April 30, 2023

Lou Correa: Title 42 is rightfully set to end. But are we prepared?

Our world is seeing a global refugee movement, much of it because of the COVID-19 pandemic and its lingering effects, that has reached our country’s front door. Mexico and Canada are also feeling the effects, like many of our Latin American neighbors.

As the world economy stumbles, our economy remains the world’s economic locomotive, generating strong economic output and record low unemployment; and because of this, we have a worker shortage.

That’s why there is a record number of refugees knocking at our doors, for safety and opportunity.

In 2020, the Trump administration used Title 42 to immediately turn back refugees at the border on public health grounds. The Biden administration continued this policy, but recently, the Biden administration announced that it will terminate Title 42 on May 11. That’s a good thing, and I’ve called for it — but are we prepared?

Many anticipate a border rush when Title 42 ends. As the top Democrat on the Border Security and Enforcement Subcommittee, it’s my job to work and see if we are prepared. I’ve been visiting our border to see the Biden administration’s preparations to address these border challenges.

Temporary facilities are being built, additional contractors have been hired, and state national guards are present, from California to Texas — and we’re making progress.

Ports continue to be the economic drivers for our nation. I’ve seen first-hand how Mexico, one of our largest trading partners, is making sure that trade continues to flow into the U.S. and Canada, because chaos at the border is in no one’s best interest. That’s why our trading partners and the private sector are also engaged. I have seen a strong working relationship between U.S. and Mexican federal officials at the border. Some were working side-by-side in the same facilities, and this cooperation is critical.

Short- and long-term solutions that treat refugees humanely can be implemented to address this challenge. A year ago, I saw a successful solution at Ukrainian refugee camps in Tijuana.

The process was simple: refugees were escorted to a “processing center,” given exceptions to Title 42, and granted “parole,” or a temporary two-year entry into the U.S. Within days, Ukrainian refugees began entering the United States — orderly and humanely. Today, this camp no longer exists, because Ukrainians can now apply for parole from Europe and fly directly to the United States.

This model works, and we should learn from it.

The Biden administration is looking to duplicate this model with the CBP One app, to make it orderly, practical and efficient to apply for parole from a refugee’s home country. Alongside temporary parole programs, it’s showing results, including a decline in border encounters by over 70% from nations with this status.
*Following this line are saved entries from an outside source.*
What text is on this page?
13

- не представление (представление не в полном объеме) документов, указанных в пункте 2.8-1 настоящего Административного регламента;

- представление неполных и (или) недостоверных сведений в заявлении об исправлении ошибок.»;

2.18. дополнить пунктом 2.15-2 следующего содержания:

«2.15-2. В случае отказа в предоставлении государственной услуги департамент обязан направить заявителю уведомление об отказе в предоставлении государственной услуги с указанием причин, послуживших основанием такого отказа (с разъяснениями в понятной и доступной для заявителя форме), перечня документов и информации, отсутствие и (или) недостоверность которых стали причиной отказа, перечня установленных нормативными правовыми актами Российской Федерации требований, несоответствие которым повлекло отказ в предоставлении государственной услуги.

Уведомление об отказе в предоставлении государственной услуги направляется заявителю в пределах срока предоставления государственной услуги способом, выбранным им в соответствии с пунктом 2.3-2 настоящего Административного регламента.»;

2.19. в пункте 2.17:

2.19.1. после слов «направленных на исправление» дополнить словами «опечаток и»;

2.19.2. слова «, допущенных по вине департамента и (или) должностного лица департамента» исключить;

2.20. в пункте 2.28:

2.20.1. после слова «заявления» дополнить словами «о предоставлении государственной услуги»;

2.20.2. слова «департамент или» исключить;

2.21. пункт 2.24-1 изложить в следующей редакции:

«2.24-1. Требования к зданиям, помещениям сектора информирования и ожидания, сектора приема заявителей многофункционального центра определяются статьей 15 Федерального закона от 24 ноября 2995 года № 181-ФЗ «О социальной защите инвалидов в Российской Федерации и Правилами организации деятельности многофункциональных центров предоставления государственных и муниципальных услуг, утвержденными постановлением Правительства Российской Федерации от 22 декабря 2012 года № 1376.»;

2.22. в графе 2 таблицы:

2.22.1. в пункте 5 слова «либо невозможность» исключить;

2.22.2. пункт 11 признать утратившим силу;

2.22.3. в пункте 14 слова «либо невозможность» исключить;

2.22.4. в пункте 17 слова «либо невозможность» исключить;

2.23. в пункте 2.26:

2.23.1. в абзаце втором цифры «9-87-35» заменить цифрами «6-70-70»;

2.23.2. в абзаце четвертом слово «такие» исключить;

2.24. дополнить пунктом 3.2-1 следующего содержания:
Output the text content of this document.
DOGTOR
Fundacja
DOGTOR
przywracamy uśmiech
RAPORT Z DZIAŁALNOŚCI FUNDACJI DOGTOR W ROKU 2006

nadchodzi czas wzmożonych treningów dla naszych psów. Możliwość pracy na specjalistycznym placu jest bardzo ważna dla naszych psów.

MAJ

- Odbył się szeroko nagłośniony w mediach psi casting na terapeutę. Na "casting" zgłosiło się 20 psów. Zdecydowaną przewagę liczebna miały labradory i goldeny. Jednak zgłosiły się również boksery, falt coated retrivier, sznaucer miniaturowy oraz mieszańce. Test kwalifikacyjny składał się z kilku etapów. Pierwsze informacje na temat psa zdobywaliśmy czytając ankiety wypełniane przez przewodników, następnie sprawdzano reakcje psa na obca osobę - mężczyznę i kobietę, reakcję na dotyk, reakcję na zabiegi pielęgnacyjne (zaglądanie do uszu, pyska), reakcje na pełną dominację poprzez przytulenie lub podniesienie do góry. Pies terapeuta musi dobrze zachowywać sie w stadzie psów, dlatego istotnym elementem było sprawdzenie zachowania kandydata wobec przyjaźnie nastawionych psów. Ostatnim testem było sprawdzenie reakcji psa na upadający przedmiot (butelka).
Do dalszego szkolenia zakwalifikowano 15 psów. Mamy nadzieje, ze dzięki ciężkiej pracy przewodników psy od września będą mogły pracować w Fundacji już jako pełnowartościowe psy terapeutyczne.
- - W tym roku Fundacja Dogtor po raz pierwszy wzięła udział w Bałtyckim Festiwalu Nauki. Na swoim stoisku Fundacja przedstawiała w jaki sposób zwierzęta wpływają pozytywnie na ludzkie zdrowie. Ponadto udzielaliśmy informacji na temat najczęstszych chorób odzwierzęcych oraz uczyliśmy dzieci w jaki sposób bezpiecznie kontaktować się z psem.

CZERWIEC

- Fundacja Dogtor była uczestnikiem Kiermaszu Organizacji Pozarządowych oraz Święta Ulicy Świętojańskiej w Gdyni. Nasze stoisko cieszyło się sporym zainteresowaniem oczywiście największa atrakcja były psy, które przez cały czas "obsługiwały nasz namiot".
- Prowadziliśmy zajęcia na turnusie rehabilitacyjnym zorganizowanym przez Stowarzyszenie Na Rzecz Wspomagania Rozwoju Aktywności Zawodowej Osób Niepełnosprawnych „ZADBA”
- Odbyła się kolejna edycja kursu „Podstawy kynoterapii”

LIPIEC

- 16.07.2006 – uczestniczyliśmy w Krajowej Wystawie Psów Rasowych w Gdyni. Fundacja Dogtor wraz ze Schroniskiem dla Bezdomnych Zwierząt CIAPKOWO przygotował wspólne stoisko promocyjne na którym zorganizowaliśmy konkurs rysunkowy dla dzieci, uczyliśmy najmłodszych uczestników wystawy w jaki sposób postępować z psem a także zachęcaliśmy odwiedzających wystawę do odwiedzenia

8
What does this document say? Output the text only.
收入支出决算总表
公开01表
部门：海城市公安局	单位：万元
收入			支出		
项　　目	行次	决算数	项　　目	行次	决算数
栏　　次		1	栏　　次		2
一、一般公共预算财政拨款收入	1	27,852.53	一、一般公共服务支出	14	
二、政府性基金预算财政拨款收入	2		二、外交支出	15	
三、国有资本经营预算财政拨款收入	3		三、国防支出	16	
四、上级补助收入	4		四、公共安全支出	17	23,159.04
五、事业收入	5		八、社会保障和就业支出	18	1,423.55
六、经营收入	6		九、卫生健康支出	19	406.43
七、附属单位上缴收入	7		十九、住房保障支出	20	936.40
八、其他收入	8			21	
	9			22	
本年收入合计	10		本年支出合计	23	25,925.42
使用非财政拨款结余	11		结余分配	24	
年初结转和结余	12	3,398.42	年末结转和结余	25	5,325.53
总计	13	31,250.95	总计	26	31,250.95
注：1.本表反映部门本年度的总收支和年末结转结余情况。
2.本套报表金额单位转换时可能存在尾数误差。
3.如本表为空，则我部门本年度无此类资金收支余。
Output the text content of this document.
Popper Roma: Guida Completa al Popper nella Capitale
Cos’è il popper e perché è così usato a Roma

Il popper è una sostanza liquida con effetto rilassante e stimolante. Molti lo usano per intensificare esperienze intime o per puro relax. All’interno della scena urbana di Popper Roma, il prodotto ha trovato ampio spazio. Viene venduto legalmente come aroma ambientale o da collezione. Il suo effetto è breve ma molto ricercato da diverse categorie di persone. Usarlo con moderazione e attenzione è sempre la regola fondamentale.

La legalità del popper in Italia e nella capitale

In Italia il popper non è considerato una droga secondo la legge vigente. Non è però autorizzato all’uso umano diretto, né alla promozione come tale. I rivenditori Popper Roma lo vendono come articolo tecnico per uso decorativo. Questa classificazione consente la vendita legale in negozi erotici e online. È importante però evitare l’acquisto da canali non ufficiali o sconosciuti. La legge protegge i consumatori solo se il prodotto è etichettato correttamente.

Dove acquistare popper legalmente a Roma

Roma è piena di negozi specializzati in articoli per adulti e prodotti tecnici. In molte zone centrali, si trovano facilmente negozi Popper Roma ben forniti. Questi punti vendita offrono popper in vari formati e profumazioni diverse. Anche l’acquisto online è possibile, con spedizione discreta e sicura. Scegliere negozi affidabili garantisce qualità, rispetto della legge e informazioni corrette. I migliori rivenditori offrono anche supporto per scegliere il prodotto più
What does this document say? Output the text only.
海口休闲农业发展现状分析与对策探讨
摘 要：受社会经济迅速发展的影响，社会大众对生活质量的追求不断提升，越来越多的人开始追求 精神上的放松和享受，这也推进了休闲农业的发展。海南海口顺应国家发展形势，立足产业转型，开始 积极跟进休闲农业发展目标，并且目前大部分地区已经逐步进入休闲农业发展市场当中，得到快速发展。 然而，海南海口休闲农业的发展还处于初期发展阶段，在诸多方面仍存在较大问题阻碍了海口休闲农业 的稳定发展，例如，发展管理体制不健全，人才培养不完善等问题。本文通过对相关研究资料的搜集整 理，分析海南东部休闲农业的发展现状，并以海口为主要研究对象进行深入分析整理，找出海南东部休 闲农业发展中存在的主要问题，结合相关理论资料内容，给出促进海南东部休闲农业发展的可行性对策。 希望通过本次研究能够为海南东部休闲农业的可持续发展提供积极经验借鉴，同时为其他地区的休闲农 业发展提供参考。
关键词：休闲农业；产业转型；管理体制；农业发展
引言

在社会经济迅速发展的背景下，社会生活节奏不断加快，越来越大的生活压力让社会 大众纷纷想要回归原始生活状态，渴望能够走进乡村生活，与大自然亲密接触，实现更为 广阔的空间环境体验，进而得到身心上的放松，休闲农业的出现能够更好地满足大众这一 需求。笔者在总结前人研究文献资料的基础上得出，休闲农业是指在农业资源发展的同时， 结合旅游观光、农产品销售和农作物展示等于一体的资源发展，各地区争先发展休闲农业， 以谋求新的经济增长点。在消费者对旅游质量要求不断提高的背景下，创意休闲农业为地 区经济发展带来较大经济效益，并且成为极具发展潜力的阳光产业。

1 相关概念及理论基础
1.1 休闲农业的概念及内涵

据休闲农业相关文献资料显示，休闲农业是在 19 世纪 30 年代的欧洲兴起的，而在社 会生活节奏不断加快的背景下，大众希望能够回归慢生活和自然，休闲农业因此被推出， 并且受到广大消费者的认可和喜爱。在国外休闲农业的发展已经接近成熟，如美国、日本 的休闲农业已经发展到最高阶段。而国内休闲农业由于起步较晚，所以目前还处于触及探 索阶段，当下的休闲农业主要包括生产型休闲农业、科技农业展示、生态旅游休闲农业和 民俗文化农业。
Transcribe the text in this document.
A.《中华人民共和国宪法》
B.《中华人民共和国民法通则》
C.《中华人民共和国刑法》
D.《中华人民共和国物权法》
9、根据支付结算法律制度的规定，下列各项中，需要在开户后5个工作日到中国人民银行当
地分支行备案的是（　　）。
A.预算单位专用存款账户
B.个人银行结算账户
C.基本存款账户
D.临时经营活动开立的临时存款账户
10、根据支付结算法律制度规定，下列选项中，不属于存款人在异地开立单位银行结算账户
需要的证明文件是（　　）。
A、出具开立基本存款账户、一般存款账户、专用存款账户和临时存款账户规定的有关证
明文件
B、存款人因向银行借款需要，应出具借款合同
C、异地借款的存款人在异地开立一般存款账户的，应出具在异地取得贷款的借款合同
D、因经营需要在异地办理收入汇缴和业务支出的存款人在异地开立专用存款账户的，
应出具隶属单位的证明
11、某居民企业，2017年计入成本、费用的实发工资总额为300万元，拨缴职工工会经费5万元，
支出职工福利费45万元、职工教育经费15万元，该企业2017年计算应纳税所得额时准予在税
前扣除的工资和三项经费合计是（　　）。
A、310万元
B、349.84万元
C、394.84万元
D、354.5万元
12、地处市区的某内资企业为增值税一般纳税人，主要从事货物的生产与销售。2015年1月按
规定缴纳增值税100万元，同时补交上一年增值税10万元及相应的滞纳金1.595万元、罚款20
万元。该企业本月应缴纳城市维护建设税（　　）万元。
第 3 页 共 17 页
Incentives are being created to empower refugees to apply for status from their home country and ease the refugee challenge at our borders. It’s dangerous and expensive to reach our border, a journey in which 80% of women are raped or sexually assaulted, and migrants are spending $2.2 billion every year trying to complete the trip, with most of that money going to smugglers.

But this is only the start. Most coming to our nation won’t qualify for refugee status. Those deemed economic refugees are unlikely to be granted stay beyond their temporary parole, when an immigration court finds no “credible fear” and that they are not eligible for asylum. They will then have to leave our country.

Irrespective of a court’s decision, many migrants will continue to blend into our economic fabric fueled by our strong U.S. economy that is desperate for workers.

American businesses of all sizes are suffocating at the hand of record low unemployment, and their need for workers. From farmworkers to hi-tech workers, our miraculous economy will continue to welcome economic refugees, whether we give them a pathway or not. They will add to the many undocumented workers already here, many of whom have been here for decades.

Refugees, economic or otherwise, and our strong American economy, all scream for long-term solutions.

And meaningful immigration reform, which enables workers to come to work legally and enter and exit the country with dignity, is key to fixing the challenges we face.

The private sector will always figure out how to hire the workers they need, irrespective of our government’s inaction, and individual ingenuity motivated by hunger and economic insecurity will find a way, just like our ancestors did, in coming to this great nation.

It’s past time the federal government stepped up and got the job done.


Lou Correa is serving his fourth term in Congress representing California’s 46th district, which includes Santa Ana, Anaheim, Orange Stanton, and Fullerton. He serves on the House Judiciary Committee and the House Homeland Security Committee, and is the ranking member of the Border Security and Enforcement Subcommittee.